#15 Herzog Wilhelm in Jülich

#15 Herzog Wilhelm in Jülich

9 Minuten

Beschreibung

vor 3 Jahren

Nach gut 400 Jahren kann ich mich in meiner Residenzstadt
Jülich immer noch zu Hause fühlen.


"Ich darf mich kurz vorstellen: Wilhelm V., Herzog von Jülich,
Kleve und Berg, Graf von der Mark und Ravensberg und Herr von
Ravenstein – um nur einige meiner wichtigsten Titel zu nennen.
Nach meinem Tod 1592 nannte man mich übrigens auch „der Reiche“.
Bereits im Jahr 1538 wollte ich die strategisch bedeutende, an
dem Fluss Rur liegende Stadt Jülich, zu einer starken Festung
ausbauen.


Denn die mittelalterliche Stadtmauer, von der noch der Hexenturm
am westlichen Ende der Innenstadt kündet, war spätestens seit dem
frühen 16. Jahrhundert nicht mehr zur Verteidigung gegen die nun
schwere Artillerie mit ihren großen Geschützen geeignet.


Ich hatte gerade mit dem in den Niederlanden tätigen Architekten
Alessandro Pasqualini aus Bologna Kontakt aufnehmen lassen, als
die Stadt Jülich Pfingsten 1547 zu einem großen Teil ein Raub der
Flammen wurde.

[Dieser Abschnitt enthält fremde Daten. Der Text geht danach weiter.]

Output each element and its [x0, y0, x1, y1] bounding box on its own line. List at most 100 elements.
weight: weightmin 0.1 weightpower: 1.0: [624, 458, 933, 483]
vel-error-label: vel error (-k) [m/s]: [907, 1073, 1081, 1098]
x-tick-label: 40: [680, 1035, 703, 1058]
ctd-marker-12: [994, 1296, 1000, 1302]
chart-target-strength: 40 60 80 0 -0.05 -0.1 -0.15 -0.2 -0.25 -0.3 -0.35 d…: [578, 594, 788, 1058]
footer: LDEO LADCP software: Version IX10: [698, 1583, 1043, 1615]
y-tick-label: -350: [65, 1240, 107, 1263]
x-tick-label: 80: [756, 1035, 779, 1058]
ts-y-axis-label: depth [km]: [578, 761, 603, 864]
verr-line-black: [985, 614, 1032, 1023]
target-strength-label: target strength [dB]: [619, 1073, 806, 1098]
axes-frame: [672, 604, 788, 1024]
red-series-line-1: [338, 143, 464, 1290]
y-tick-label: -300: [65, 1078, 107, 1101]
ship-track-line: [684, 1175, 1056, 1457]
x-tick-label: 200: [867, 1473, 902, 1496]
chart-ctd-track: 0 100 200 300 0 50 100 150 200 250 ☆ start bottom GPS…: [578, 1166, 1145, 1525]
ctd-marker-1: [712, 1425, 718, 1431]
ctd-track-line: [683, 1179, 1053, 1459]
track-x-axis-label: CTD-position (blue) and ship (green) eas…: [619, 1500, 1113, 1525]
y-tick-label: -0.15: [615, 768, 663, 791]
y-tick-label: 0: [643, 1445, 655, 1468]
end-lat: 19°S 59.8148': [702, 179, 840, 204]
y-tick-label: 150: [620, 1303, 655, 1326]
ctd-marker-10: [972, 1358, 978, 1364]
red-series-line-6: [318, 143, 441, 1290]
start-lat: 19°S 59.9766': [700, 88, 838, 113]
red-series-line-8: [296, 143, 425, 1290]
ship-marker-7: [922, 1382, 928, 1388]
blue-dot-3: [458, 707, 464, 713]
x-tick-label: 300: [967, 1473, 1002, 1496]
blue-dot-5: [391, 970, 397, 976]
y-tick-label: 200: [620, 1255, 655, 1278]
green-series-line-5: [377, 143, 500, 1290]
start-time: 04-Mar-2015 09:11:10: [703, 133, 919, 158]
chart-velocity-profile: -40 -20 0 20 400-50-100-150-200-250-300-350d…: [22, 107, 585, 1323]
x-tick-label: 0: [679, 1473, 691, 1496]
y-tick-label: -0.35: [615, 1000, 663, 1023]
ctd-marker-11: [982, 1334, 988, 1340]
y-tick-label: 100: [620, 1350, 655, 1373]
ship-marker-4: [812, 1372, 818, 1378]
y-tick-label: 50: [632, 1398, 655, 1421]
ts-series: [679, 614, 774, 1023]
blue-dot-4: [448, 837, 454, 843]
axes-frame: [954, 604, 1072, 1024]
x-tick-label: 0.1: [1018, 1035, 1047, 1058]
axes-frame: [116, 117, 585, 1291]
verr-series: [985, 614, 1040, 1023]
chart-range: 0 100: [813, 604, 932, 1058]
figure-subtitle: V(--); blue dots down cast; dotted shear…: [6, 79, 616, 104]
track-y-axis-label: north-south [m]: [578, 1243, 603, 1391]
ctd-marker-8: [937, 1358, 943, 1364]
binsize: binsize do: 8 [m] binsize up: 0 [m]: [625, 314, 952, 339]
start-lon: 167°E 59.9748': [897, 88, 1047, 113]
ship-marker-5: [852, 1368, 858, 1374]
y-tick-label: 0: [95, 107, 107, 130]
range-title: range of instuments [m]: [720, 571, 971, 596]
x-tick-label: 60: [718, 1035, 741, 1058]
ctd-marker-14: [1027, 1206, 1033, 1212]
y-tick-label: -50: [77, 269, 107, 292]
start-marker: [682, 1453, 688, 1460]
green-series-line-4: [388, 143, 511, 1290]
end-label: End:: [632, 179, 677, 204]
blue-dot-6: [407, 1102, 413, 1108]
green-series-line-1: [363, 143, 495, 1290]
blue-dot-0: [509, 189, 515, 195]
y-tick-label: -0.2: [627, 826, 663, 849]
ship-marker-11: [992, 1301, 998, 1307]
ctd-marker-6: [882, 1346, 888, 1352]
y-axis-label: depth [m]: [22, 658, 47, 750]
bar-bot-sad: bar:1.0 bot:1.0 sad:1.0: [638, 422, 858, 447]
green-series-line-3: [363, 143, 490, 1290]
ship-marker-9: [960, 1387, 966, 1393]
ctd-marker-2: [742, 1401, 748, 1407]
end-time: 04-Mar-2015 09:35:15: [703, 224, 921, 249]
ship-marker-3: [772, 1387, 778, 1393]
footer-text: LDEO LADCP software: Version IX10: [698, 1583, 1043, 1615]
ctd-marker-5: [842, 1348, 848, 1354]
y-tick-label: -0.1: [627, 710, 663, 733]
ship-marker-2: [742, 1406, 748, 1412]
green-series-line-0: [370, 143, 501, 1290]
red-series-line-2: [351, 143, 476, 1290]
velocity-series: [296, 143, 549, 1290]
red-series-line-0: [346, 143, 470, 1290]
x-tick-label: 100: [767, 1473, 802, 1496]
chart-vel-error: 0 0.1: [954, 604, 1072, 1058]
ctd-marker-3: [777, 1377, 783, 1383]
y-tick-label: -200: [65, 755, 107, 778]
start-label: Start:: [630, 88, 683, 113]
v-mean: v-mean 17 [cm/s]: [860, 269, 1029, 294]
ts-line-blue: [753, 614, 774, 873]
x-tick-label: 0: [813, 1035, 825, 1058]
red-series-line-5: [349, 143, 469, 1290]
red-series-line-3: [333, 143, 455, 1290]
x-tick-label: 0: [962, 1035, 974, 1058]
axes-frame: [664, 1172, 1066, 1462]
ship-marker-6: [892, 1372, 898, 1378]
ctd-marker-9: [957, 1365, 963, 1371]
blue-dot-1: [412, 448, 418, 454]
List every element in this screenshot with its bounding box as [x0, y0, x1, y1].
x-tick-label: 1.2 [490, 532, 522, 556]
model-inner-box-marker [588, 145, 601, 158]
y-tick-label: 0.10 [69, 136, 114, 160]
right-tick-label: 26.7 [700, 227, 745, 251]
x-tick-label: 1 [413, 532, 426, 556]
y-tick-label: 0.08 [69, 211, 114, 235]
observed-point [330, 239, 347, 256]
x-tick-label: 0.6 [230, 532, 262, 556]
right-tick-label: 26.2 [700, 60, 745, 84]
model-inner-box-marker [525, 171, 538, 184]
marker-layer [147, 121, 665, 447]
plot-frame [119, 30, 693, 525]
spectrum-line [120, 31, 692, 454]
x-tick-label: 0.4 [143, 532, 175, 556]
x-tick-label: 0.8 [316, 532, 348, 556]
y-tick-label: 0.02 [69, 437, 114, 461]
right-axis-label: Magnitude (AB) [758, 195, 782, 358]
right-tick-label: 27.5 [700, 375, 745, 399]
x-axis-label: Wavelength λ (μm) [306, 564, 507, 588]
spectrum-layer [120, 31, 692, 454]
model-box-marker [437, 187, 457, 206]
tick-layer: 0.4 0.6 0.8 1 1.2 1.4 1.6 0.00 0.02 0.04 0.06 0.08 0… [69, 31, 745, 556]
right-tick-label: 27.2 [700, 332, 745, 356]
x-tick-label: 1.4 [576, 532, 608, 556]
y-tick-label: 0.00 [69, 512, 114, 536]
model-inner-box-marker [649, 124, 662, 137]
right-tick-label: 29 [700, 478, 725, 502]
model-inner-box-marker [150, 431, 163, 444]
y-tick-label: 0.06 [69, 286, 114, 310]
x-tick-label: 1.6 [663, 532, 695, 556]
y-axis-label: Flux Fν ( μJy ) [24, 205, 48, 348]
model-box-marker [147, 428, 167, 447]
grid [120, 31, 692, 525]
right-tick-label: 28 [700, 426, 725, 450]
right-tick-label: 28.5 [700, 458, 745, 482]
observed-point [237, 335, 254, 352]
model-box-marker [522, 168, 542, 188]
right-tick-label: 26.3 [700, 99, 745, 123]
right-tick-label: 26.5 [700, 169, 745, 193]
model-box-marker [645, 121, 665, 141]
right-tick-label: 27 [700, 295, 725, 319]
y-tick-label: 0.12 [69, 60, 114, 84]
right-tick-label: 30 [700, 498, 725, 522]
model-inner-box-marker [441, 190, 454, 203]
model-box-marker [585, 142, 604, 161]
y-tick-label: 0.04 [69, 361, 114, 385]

Für den tüchtige Pasqualini aber tatsächlich eine
glückliche Fügung, denn so konnte er durch diese Zerstörung
Jülich nun völlig neugestalten.


Er entwarf neben der Zitadelle mit dem Residenzschloss auch
gleich eine fünfeckige Stadtbefestigung und eine innerstädtische
Bebauung auf einem weitgehend neuen Grundriss. Im Zentrum der
neuen Stadt plante er einen großen Platz – den heutigen
Marktplatz -, der den Soldaten der Festung zugleich als
Aufmarschplatz dienen sollte. Von hier aus konnte man auch in
allen Himmelsrichtungen auf die Festungswälle blicken, welche die
Stadt vollständig umgab.


Die Straßen legte der findige Architekt so breit an, dass Truppen
schnell und einfach von einem Ende der Festung zum anderen
gelangen konnten. Die zweigeschossigen Häuser mussten weitgehend
aus Stein errichtet werde, damit es nicht noch einmal zu so einem
verheerenden Brand kommen konnte. Zudem sollten die Dachtraufen
parallel zur Straße und die Häuser keinerlei Vor- und Rücksprünge
aufzeigen. Denn niemand sollte in den Straßen Deckung finden
können. Und von der neuen Zitadelle aus, konnte schließlich die
gesamte Stadt überwacht werden.


Nicht, dass ich meinen Untertanen nicht traute, aber die
Sicherheit ging vor. Zudem unterstrich die mächtige Zitadelle mit
ihren Wällen und Bastionen meine herausgehobene Stellung im
Staat.


Nachdem mein Sohn, Herzog Johann Wilhelm I., aber im Jahr 1609
gestorben war, ohne einen Nachkommen gezeugt zu haben, brach ein
heftiger Streit um die Herzogtümer Jülich-Kleve-Berg aus. Zwei
Mal wurde die Festung Jülich belagert und eingenommen.


So kam es, dass sämtlicher höfischer Glanz aus Jülich verschwand
und hier von nun an für mehr als drei Jahrhunderte das Militär
das Sagen hatte. Die Festung wurde immer weiter ausgebaut, um
eine Antwort auf die sich stetig verbessernde Waffentechnik zu
finden. Zahlreiche Vorwerke entstanden und um 1800 bauten die
Franzosen auf der linken Rurseite sogar ein völlig neues
Festungswerk, den Brückenkopf, zur Sicherung des Rurübergangs.


Nach 1815 steckten die Preußen dann noch einmal viel Geld in die
Festung. In der Mitte des 19. Jahrhunderts hatte die Festung
Jülich jedoch die besten Zeiten hinter sich. Deshalb beschloss
man 1859, den Festungsstatus von Jülich aufzuheben. Die
Stadtbefestigung wurde weitgehend geschleift. Zitadelle und
Brückenkopf blieben aber bestehen, da man sie als Übungsgelände
für eine Unteroffizierschule nutzte. Die innerstädtische Bebauung
aber behielt die Grundstruktur des 16. Jahrhunderts.


In den 1930er Jahren wurde dann eine umfassende Sanierung der
Innenstadt geplant. Der Aachener Professor für Städtebau, René
von Schöfer, hatte erkannt, was meinem Architekten Pasqualini mit
der idealen Stadtanlage des 16. Jahrhunderts für ein
herausragender Entwurf gelungen war.